There are places, perhaps most places, with a keener sense for history than here, nearly at the end of the long walk. Even so, this week Mari and I stood at the Taos Pueblo, and tried to comprehend that people had lived in that place, in that little, lovely space inside an arc of small peaks, with a stream running down through the village, where it had run for more than thousands of years, where the small town that is the Pueblo had harbored human beings for a thousand years. There. In that place.
Every year, the men from the Pueblo, and those who still say it is their place, come to mix new adobe with straw, to maintain what the sun and the rain want to reclaim. The straw shines like gold, holding the brown earth together, and the Pueblo stands, several levels high, as if to assert itself against the mountains, against the grinding down of sand and water, against everything that has happened for a thousand years. It is a human place.
They probably came from Asia, across the land bridge that is no longer there between what is now Russia and Alaska, to settle there at the side of the stream, while other walkers continued on.
In town, Mari and I had lunch in the restoration of what is the oldest building in Taos. "Only that wall, and that one,", we read, "is original." Almost as a recent event, the Spanish had been there, too, picking up the pieces of the past, and staying for . . . oh . . . about two hundred years before they left again.
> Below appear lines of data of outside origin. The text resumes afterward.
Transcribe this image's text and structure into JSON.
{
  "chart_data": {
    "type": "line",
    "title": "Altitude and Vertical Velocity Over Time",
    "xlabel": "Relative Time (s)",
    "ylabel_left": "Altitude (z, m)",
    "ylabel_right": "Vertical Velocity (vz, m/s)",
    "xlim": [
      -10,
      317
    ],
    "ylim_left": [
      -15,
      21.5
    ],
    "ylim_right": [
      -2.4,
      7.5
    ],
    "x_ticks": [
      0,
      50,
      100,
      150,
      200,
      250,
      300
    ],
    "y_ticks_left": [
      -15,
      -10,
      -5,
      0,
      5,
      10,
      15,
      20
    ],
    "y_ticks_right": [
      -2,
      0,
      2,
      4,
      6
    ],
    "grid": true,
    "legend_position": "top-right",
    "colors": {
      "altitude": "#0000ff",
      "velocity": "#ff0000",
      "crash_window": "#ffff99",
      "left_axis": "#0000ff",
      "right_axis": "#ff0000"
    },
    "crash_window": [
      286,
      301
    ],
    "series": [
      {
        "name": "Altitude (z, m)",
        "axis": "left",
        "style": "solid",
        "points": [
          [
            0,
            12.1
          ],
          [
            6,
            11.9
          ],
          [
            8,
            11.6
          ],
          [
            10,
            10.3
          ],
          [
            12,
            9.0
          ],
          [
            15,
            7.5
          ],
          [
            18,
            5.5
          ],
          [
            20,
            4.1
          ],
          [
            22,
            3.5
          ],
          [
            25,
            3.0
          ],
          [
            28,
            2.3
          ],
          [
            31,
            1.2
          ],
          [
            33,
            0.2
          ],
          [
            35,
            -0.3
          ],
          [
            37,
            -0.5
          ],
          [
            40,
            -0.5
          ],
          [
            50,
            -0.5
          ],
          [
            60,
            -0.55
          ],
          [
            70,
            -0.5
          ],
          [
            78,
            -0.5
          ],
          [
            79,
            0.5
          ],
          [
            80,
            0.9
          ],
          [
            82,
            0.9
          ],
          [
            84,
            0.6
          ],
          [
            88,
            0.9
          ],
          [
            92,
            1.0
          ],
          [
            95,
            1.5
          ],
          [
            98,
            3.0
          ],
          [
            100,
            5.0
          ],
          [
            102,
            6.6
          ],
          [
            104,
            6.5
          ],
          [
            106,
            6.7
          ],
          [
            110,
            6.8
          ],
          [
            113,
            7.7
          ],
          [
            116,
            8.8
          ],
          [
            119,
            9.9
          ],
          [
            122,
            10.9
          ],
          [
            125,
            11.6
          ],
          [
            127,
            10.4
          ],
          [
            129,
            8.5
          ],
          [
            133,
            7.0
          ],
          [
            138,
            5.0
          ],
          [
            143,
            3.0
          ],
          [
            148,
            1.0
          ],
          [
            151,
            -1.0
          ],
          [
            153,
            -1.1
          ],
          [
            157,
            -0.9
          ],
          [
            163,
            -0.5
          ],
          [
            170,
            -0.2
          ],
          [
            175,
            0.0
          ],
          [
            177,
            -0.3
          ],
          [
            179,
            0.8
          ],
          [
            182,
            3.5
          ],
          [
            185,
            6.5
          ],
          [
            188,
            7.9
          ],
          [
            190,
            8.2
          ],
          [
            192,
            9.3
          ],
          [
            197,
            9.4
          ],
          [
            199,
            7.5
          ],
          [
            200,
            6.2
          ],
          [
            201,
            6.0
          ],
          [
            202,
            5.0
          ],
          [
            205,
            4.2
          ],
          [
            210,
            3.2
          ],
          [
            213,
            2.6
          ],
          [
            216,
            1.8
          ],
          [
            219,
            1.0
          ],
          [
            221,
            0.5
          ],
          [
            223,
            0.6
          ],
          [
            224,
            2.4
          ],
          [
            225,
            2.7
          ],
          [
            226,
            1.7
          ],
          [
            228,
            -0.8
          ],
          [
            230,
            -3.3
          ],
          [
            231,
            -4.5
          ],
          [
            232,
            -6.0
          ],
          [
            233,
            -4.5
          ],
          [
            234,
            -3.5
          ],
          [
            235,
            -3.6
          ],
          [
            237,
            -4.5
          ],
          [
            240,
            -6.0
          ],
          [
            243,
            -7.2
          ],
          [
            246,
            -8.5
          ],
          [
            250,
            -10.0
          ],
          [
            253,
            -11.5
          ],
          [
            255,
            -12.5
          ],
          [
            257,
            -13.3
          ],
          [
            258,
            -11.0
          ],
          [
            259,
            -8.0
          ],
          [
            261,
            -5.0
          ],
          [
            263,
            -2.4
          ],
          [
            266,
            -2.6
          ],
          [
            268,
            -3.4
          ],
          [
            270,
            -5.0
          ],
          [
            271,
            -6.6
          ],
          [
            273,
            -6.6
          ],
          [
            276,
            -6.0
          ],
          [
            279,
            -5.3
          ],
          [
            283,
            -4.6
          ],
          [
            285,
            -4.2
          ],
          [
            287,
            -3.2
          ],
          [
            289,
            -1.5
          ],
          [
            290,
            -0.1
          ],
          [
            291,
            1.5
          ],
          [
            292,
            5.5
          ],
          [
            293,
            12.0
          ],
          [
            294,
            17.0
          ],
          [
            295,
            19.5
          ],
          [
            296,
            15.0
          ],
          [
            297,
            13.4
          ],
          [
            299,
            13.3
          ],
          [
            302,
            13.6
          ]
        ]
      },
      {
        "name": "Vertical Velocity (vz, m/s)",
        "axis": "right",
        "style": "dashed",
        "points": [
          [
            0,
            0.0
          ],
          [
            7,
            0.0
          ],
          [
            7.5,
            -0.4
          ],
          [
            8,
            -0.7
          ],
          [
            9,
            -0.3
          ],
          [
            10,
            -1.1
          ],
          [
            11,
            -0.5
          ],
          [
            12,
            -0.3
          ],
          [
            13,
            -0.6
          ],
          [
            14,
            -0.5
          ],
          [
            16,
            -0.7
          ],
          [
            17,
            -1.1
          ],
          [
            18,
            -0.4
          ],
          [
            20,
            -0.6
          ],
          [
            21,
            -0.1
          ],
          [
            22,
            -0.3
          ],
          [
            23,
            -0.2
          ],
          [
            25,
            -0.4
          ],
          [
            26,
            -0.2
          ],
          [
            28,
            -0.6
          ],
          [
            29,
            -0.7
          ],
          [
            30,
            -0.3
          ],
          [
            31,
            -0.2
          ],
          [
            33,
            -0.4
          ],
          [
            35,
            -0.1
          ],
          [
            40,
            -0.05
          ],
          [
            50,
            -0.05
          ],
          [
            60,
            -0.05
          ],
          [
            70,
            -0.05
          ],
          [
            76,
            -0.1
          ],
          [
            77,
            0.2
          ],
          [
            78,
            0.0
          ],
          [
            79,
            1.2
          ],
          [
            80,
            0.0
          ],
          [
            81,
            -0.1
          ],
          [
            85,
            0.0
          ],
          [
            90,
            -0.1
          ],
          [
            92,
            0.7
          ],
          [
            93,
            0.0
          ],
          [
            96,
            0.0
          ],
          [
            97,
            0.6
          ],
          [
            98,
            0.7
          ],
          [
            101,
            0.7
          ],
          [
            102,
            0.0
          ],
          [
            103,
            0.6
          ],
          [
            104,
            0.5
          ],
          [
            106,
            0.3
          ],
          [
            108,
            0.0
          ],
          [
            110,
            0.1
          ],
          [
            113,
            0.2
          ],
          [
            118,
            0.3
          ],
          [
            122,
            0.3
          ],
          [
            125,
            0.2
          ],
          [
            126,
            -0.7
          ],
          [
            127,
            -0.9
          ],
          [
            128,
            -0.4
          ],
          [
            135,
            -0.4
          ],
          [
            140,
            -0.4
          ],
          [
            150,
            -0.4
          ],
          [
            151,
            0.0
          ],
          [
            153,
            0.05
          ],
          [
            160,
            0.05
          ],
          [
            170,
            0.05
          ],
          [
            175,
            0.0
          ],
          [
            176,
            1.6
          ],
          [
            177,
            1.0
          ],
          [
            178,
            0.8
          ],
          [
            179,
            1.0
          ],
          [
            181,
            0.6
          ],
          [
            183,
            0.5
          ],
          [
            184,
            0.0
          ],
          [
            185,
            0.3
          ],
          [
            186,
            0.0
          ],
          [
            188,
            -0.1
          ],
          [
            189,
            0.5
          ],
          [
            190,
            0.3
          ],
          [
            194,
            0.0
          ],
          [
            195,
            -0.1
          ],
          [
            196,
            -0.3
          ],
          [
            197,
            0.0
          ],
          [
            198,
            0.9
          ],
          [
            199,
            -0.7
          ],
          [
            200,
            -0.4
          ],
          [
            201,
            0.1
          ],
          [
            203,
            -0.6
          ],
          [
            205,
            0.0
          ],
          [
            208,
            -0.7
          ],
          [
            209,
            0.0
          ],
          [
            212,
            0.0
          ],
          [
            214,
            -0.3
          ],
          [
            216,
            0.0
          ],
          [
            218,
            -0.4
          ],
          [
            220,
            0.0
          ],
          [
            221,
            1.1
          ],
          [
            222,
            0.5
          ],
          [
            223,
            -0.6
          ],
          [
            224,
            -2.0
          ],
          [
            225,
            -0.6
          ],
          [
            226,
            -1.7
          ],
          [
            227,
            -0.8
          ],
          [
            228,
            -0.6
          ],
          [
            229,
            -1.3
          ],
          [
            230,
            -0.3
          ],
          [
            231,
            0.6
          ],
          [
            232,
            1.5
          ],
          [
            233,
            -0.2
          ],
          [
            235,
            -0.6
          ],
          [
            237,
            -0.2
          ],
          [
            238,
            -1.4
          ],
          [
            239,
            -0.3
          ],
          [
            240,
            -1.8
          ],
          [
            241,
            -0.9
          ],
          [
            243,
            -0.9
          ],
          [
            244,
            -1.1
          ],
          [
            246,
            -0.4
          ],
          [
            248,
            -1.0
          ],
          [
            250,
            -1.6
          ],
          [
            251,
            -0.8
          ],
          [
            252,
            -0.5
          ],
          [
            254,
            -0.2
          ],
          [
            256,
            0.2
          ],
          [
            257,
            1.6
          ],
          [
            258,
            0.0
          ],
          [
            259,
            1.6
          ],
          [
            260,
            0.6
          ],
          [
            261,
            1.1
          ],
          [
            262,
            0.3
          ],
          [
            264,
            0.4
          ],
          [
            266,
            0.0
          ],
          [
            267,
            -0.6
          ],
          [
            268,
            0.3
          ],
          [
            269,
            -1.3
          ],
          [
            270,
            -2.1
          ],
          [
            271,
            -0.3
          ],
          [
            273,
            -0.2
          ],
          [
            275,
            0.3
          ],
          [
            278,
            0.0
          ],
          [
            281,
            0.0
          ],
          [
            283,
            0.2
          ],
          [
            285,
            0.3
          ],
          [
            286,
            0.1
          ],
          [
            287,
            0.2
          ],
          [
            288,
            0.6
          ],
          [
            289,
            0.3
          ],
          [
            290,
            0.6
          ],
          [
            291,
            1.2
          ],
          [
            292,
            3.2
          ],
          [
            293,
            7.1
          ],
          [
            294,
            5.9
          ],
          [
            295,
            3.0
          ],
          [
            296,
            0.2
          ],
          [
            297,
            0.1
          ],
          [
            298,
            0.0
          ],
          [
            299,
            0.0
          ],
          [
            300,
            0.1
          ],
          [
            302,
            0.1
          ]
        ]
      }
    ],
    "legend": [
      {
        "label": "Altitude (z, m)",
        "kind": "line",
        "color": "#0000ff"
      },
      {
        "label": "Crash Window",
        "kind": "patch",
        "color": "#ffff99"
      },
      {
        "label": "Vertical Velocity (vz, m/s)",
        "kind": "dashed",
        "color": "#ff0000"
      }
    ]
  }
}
We live, not only where humans came walking from Africa, but where they came on boats and on horses. "This," we remembered again, "was once and for a while also a part of Spain."
The water in the little stream runs down from the mountains to become part of the Rio Grande, and it circles south and away from the continental divide, to go back to the sea, a very long walk away.
I am older than my house. I wonder how I would be different.